Finding Work-Life Balance

Like it or not, our culture values wealth and prosperity, which we’re encouraged to pursue even at the cost of individual health and wellbeing Food gloves. This is one of the ways our web can get out of alignment.

Even Merriam-Webster’s definition of the American dream speaks to materialism and acquisition, calling it “an American social ideal that stresses egalitarianism and especially material prosperity.”13 In the United States, acquiring wealth is often the chief metric for success. As we have seen in other spokes of the lifestyle medicine wheel, advertisers formulate and manipulate these wealth and success standards to sell their products.

We are made to feel lacking so that we’re primed to acquire more. Of course, there’s nothing wrong with entrepreneurship and building wealth, and we live in a country with incredible freedom of choice and opportunity—but if we spend too much time on the acquisition of “stuff,” that often comes at the expense of our social connections.

Remember the sixty-one-year-old patient Jim I mentioned in chapter 4 ? As I got to know him better YICHANG, he confided in me that his biggest regret was spending so much time building his business that he neglected his wife, children, and other close connections in the process.

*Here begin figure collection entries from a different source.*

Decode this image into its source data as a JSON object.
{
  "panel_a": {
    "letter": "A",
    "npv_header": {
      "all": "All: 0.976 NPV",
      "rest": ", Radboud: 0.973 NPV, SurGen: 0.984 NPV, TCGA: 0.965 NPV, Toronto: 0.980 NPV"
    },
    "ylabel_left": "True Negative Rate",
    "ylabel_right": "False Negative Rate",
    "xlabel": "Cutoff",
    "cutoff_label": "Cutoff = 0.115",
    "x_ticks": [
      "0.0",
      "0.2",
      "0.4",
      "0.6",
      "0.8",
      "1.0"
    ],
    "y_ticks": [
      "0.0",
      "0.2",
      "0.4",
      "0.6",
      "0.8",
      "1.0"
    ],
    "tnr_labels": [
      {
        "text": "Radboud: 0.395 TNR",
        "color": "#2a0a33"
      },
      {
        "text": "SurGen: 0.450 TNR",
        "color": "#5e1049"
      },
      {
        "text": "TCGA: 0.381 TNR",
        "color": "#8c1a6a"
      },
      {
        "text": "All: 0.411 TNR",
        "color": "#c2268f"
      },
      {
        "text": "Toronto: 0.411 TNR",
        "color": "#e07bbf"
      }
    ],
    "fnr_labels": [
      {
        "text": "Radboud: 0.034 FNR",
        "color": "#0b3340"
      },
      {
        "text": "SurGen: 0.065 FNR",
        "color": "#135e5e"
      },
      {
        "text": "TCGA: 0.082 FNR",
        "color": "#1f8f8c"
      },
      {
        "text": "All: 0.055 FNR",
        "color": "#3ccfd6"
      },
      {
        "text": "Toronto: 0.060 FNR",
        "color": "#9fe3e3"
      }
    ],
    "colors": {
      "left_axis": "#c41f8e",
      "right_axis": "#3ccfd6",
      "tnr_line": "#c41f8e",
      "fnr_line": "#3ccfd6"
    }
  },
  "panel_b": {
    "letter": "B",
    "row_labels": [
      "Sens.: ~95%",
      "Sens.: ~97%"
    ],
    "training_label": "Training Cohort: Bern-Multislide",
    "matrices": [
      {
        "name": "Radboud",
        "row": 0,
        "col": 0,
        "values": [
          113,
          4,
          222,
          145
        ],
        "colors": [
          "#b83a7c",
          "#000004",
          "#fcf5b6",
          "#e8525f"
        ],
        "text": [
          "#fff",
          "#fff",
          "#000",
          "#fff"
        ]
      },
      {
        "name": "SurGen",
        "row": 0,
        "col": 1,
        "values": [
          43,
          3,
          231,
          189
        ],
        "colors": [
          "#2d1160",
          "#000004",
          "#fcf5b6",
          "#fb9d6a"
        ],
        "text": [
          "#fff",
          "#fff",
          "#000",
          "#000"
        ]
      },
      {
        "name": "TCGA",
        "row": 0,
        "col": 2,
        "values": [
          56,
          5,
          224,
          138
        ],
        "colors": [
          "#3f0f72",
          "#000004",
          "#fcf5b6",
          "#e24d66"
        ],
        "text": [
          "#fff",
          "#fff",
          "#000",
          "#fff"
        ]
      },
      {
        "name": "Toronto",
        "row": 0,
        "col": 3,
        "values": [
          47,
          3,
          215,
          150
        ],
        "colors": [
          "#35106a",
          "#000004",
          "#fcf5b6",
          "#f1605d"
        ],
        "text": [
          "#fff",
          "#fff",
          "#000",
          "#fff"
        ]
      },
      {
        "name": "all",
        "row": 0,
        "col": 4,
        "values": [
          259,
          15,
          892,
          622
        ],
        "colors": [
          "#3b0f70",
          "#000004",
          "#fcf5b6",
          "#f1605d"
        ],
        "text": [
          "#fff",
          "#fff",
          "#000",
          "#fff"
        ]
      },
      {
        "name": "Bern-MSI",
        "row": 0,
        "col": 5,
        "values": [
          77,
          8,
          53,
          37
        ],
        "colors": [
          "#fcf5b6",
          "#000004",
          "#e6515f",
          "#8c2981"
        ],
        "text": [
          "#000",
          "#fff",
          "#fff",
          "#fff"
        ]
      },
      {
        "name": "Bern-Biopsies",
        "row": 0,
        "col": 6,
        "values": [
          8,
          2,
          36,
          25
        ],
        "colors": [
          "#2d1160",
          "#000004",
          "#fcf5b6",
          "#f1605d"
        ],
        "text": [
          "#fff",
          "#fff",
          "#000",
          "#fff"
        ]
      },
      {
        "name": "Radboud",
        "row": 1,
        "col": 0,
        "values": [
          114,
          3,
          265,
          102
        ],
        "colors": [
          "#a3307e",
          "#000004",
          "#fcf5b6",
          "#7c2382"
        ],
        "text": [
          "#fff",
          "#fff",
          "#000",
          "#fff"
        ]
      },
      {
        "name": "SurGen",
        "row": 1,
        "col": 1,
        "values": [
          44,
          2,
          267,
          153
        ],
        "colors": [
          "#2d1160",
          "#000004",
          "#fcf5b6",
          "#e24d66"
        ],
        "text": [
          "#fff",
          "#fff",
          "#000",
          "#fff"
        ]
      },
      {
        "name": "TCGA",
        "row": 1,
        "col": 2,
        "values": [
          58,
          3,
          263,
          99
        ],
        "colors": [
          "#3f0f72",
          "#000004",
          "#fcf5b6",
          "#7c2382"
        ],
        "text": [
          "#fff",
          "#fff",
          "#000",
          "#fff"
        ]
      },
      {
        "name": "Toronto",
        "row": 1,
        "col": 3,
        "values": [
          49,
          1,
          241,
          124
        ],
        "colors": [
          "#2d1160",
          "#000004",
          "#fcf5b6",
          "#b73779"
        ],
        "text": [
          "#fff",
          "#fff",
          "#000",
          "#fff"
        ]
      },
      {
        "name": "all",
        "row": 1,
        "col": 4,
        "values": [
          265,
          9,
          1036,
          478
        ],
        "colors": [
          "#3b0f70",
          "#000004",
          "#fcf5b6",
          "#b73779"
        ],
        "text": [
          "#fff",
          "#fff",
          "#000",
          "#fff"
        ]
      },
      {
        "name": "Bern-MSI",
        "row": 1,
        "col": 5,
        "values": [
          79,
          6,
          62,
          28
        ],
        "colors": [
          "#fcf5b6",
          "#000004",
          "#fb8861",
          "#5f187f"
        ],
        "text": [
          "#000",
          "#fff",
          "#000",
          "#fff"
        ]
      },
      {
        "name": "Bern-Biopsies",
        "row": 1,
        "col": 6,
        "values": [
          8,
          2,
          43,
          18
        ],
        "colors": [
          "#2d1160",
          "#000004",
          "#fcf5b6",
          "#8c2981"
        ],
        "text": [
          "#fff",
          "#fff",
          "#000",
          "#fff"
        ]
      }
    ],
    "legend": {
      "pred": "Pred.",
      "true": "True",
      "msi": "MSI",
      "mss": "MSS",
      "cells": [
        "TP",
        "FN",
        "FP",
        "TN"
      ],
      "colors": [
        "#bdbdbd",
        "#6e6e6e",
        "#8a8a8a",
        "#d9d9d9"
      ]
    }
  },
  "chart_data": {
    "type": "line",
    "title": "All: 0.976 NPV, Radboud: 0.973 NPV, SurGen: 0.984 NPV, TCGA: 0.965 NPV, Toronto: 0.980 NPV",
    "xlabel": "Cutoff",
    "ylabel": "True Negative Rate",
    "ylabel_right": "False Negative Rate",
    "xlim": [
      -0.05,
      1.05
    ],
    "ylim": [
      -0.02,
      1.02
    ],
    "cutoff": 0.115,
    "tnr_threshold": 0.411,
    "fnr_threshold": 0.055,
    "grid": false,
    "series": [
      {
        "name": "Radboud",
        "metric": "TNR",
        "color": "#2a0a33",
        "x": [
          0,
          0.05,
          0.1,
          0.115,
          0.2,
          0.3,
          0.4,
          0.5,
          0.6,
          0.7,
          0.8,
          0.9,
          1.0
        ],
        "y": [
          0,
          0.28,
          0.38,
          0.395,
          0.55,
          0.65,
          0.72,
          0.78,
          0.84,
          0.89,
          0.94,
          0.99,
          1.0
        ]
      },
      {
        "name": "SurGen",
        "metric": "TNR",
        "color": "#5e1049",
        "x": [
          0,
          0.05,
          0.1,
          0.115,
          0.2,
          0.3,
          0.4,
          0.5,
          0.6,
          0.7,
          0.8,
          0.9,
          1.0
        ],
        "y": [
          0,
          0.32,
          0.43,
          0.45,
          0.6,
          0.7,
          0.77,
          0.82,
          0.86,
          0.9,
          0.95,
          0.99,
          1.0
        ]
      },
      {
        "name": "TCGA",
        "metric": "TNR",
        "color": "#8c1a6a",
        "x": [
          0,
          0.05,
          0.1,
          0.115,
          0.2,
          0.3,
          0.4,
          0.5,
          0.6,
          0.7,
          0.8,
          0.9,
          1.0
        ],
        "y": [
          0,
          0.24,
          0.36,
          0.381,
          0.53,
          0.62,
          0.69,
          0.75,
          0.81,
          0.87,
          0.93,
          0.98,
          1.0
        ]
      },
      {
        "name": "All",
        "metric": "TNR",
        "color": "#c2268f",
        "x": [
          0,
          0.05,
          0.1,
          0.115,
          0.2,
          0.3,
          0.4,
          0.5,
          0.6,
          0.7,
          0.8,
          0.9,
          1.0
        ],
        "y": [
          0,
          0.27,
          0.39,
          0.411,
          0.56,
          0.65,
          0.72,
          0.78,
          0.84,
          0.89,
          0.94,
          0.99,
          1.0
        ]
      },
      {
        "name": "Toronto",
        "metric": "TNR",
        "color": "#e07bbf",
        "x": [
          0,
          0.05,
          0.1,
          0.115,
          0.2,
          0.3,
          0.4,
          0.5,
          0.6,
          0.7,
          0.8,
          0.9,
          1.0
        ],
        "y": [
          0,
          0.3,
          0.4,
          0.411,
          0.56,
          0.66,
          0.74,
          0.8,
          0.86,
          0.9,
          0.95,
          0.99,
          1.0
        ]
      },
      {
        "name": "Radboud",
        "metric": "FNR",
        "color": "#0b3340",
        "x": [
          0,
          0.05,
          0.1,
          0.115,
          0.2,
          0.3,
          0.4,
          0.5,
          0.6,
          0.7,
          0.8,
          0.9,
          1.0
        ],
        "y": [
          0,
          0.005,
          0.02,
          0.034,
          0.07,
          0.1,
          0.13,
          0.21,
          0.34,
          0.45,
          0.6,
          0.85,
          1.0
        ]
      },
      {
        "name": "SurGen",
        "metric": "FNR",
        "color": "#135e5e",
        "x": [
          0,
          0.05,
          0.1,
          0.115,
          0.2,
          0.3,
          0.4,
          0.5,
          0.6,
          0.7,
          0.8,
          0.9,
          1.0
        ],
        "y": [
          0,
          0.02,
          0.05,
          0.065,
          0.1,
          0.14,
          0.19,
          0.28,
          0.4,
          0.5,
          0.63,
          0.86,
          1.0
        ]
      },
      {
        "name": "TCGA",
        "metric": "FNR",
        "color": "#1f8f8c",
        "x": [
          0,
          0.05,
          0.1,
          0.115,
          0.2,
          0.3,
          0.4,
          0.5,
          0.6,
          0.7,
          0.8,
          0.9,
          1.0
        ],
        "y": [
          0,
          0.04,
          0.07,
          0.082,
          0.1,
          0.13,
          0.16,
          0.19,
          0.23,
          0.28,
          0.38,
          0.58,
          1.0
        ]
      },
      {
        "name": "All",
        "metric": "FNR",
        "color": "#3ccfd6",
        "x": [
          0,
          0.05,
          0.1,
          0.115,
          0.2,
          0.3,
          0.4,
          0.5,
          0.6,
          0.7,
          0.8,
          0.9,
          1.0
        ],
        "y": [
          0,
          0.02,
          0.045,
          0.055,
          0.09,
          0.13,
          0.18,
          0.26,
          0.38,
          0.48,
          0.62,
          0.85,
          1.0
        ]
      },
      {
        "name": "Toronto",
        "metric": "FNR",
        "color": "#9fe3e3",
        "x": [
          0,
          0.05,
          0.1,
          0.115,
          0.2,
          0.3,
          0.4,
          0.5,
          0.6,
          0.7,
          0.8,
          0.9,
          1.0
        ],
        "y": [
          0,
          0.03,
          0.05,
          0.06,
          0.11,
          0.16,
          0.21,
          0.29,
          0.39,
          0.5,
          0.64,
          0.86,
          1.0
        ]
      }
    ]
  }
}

Unfortunately, I hear this type of thing a lot. Not only can we not get that time back with our loved ones, but this behavior can contribute to our health problems as well. In my own life, I’d always aspired to buy a nice home in a lovely neighborhood, to earn enough for my kids to go to top universities, and to retire in comfort. I knew that as a physician this would mean working long hours and returning to full-time work within a few months of my kids being born.

I didn’t question this plan until everything changed on the morning of 9/11. I was working in New York state at the time and had dropped my nine-month-old son at day care before traveling twenty miles down to my clinic at the Castle Point VA. As I began to see patients, the news spread across the facility. Before I knew it, all the television screens had turned to the tragedy.

My first thought was that I needed to get to my son. But the administration told us we would not be allowed to leave and that we should prepare to treat any incoming injured. My husband, also a physician, was on call for labor and delivery in New Jersey and could not leave either.